The Foreign Ministry in Kyiv had said when recalling Melnyk that he would be moving on to a new role in the ministry, and Kuleba had previously recommended him as a candidate to be his deputy.
Melnyk was critical of President Frank-Walter Steinmeier, accusing him of having too many close Russian connections. He also became embroiled in a dispute with Chancellor Olaf Scholz after Steinmeier was told he was not wanted on a visit to Kyiv earlier in the war. When Scholz called Ukraine’s snub of the German president unfortunate, Melnyk used a German idiom to imply that he was feigning insult and was overreacting to the situation.
Melnyk had defended himself in the past, when charged with being undiplomatic in his tone, by saying the time for unflinchingly deferential diplomacy had passed for a Ukraine fighting a defensive war for its survival as a state.
His departure from Berlin also coincided quite closely with comments of his defending wartime nationalist Ukrainian leader Stepan Bandera, who still divides opinion in Ukraine and abroad.
Bandera was one of the leaders of the Ukrainian Insurgent Army that fought both Nazi and Soviet troops, but his allies also stand accused of the mass slaughter of Poles and Jews in what today is part of Ukraine.
The comments prompted sharp criticism from Poland and Israel and assurances from Kyiv that the opinions did not reflect those of Ukraine’s government.
The former ambassador has maintained an online presence since returning to Kyiv, primarily in the German language. He continues to make appeals for more German support, often with a critical subtext.
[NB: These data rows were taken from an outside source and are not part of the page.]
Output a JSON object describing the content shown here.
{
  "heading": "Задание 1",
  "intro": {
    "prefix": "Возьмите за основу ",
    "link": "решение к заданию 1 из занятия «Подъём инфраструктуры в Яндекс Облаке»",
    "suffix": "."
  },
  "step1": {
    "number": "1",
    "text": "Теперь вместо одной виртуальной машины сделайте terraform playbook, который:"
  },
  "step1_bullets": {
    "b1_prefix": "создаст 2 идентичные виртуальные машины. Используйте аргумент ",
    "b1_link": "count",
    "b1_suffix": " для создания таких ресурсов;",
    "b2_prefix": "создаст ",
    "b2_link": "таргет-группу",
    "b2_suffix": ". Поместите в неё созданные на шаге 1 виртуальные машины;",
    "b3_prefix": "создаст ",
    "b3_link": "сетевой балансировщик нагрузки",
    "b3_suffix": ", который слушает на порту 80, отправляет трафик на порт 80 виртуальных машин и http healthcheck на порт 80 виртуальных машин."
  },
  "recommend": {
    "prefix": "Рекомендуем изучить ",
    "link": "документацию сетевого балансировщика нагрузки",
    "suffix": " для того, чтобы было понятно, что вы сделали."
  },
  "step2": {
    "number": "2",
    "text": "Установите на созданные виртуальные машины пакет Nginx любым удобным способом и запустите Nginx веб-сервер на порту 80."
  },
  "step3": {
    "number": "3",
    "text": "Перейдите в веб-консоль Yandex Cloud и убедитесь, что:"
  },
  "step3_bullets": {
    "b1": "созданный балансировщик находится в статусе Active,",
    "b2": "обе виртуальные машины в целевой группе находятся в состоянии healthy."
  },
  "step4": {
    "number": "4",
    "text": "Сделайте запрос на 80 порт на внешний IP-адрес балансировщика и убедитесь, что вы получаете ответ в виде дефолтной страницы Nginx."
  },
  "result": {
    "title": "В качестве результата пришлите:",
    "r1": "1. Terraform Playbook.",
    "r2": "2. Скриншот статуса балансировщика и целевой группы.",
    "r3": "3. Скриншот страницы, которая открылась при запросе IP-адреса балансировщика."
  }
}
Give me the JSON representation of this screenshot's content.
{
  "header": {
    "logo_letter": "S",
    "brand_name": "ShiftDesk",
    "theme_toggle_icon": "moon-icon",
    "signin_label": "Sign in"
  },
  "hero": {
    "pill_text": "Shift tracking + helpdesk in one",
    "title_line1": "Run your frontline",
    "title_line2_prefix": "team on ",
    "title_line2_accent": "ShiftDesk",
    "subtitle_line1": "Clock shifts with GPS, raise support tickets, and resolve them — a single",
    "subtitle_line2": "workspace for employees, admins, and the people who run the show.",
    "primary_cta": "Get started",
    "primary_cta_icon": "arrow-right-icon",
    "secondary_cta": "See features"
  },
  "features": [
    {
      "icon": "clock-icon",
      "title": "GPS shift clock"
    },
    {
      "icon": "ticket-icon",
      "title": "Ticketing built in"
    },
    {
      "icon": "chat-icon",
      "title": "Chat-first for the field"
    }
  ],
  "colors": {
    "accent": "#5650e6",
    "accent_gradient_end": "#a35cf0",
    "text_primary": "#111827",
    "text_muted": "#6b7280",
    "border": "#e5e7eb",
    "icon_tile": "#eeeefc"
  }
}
As recently as Thursday, he shared an image of a bottle of craft beer he said he saw at a store in the capital; the label bore a caricature of former Chancellor Angela Merkel captioned “Biere blanche Frau Ribbentrop.” That’s a reference to Adolf Hitler’s foreign minister Joachim von Ribbentrop, who is best known for signing the then-secret accord with the Soviet Union carving up eastern Europe between the two sides before the outbreak of World War II. He would later be hanged after a conviction at the Nuremberg trials for his role in starting World War II and enabling the Holocaust.